Dem Plan der IAEA zufolge müßte Iran mit der Ablieferung eines Großteils seiner Vorräte an schwach angereichertem Uran - die Rede ist von 1200 Kilogramm - zunächst in Vorleistung treten. Danach würde bis zur Lieferung der Brennplatten ungefähr ein Jahr vergehen. Iran macht sich jedoch aufgrund negativer Erfahrungen gerade mit der Vertragstreue französischer Unternehmen Sorgen, daß es am Ende betrogen und erpreßt werden könnte. Deshalb fordern iranische Politiker einen gleichzeitigen direkten Austausch von Uran gegen Brennplatten, der auf iranischem Boden stattfinden müsse.

Kompromiß finden

Bei dem brasilianischen Vorschlag soll es, unbestätigten Vermutungen zufolge, um die Einschaltung eines für Iran vertrauenswürdigen Staates als Treuhänder gehen. Das iranische Uran soll dort bis zum Austausch gegen die Brennplatten verwahrt werden. In Frage käme dafür in erster Linie die Türkei. Ob Brasilien sich für eine solche Rolle auch selbst ins Gespräch gebracht oder diese Möglichkeit vielmehr ausdrücklich ausgeschlossen hat, wird kontrovers dargestellt.

Ahmadinedschad hat in den Interviews, die er während seines Aufenthalts in New York am Rande der Konferenz gab, offen gelassen, ob Iran von seiner Forderung nach gleichzeitigem Austausch auf eigenem Boden abgehen könnte. Er sprach lediglich davon, daß sich ein Kompromiß finden lassen könnte und daß Iran dazu »gewisse Vorschläge« gegenüber »einigen beteiligten Parteien« gemacht habe. Hauptsächlich geht es Teheran offenbar darum, die westliche Gesprächsverweigerung aufzubrechen und die Aufnahme technischer Verhandlungen über den Austausch-Vorschlag durchzusetzen.

* Aus: junge Welt, 7. Mai 2010

Erhöhter Druck auf Iran

NPT-Konferenz fortgesetzt

Die fünf Vetomächte haben den Druck auf Teheran mit einer gemeinsamen Erklärung zum Atomwaffensperrvertrag erhöht. Darin fordern sie Teheran auf, »der Sorge der internationalen Gemeinschaft Rechnung zu tragen und allen betreffenden Resolutionen des Weltsicherheitsrates sowie den Auflagen der Atomenergiebehörde (IAEO) zu folgen«. Der Iran müsse seine Verpflichtungen »umgehend und ohne Einschränkung« erfüllen, heißt es in dem von den USA, Russland, China, Großbritannien und Frankreich unterzeichneten Aufruf. Das sechsseitige Dokument wurde am Mittwoch am Rande der UN-Konferenz für den Nichtverbreitungsvertrag von Atomwaffen in New York verbreitet.
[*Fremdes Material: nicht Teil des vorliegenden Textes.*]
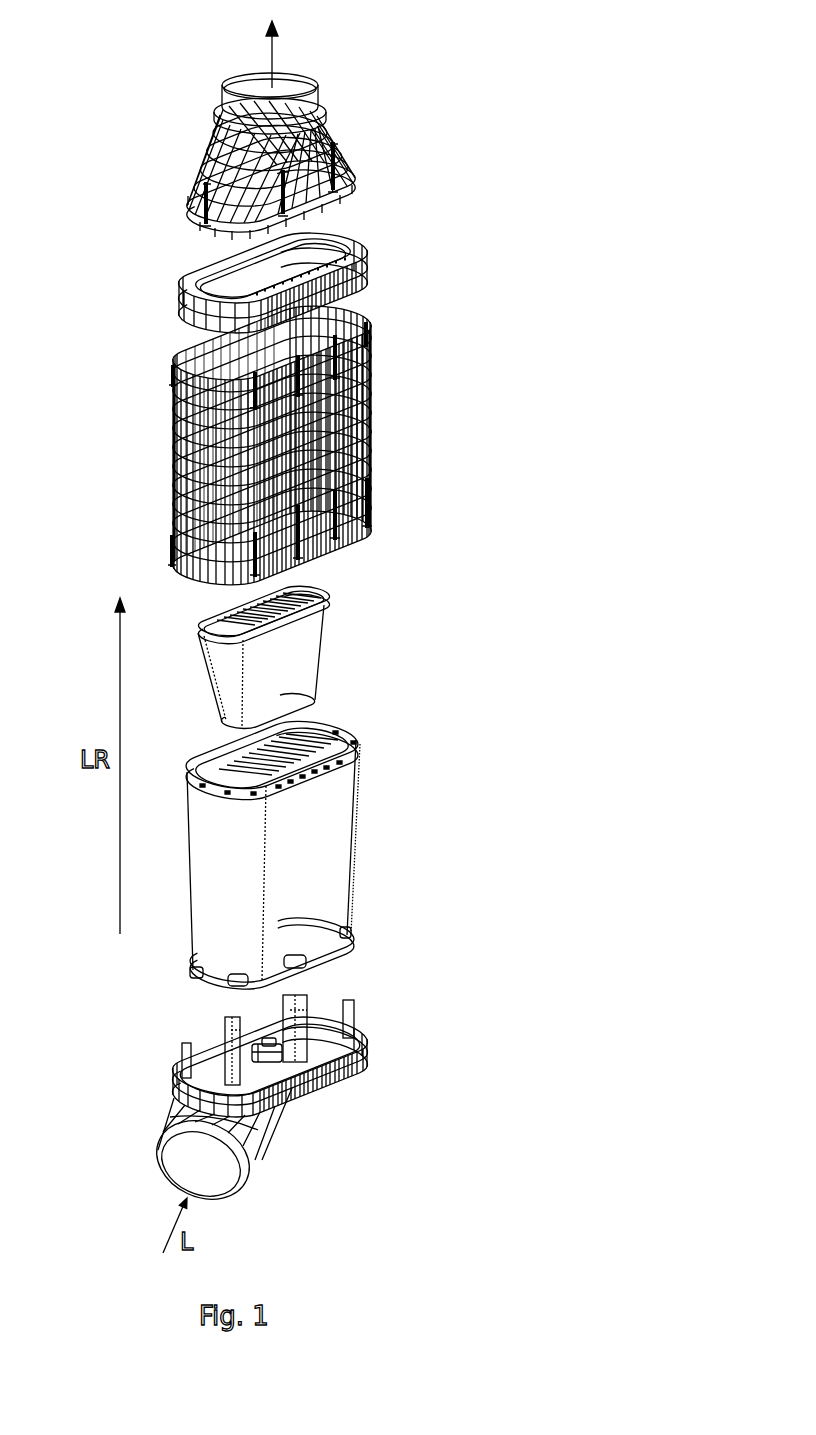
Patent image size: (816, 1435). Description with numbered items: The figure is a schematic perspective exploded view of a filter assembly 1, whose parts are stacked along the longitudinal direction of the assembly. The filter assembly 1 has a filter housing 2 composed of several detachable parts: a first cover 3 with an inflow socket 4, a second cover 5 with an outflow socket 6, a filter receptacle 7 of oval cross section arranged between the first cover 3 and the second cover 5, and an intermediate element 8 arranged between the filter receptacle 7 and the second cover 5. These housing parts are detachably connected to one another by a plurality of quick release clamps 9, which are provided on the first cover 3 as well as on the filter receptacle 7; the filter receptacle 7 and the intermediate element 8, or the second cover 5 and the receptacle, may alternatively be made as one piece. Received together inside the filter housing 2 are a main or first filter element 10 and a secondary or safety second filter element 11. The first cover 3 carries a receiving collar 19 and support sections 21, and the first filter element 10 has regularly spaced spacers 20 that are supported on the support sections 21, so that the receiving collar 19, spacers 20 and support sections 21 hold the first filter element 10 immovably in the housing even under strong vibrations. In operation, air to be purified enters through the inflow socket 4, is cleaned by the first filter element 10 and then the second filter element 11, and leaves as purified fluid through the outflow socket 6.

The filter assembly 1 is at (131, 64).
The filter housing 2 is at (84, 501).
The first cover 3 is at (388, 1055).
The inflow socket 4 is at (240, 1155).
The second cover 5 is at (360, 146).
The outflow socket 6 is at (313, 100).
The filter receptacle 7 is at (370, 423).
The intermediate element 8 is at (363, 252).
The quick release clamps 9 is at (333, 187).
The first filter element 10 is at (358, 822).
The second filter element 11 is at (325, 635).
The receiving collar 19 is at (272, 1065).
The spacers 20 is at (307, 952).
The support sections 21 is at (228, 1023).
Die IAEO in Wien solle Verstöße gegen ihre Kontrollvorschriften umgehend nach New York melden. Der Weltsicherheitsrat werde dann bestimmen, ob der Frieden und die Sicherheit der internationalen Gemeinschaft bedroht sind. »Wir betonen, dass es vorrangig die Verantwortung des Sicherheitsrates ist, auf solche Bedrohungen einzugehen«. Die fünf Vetomächte im Rat und Deutschland beraten derzeit über verschärfte Sanktionen gegen Iran.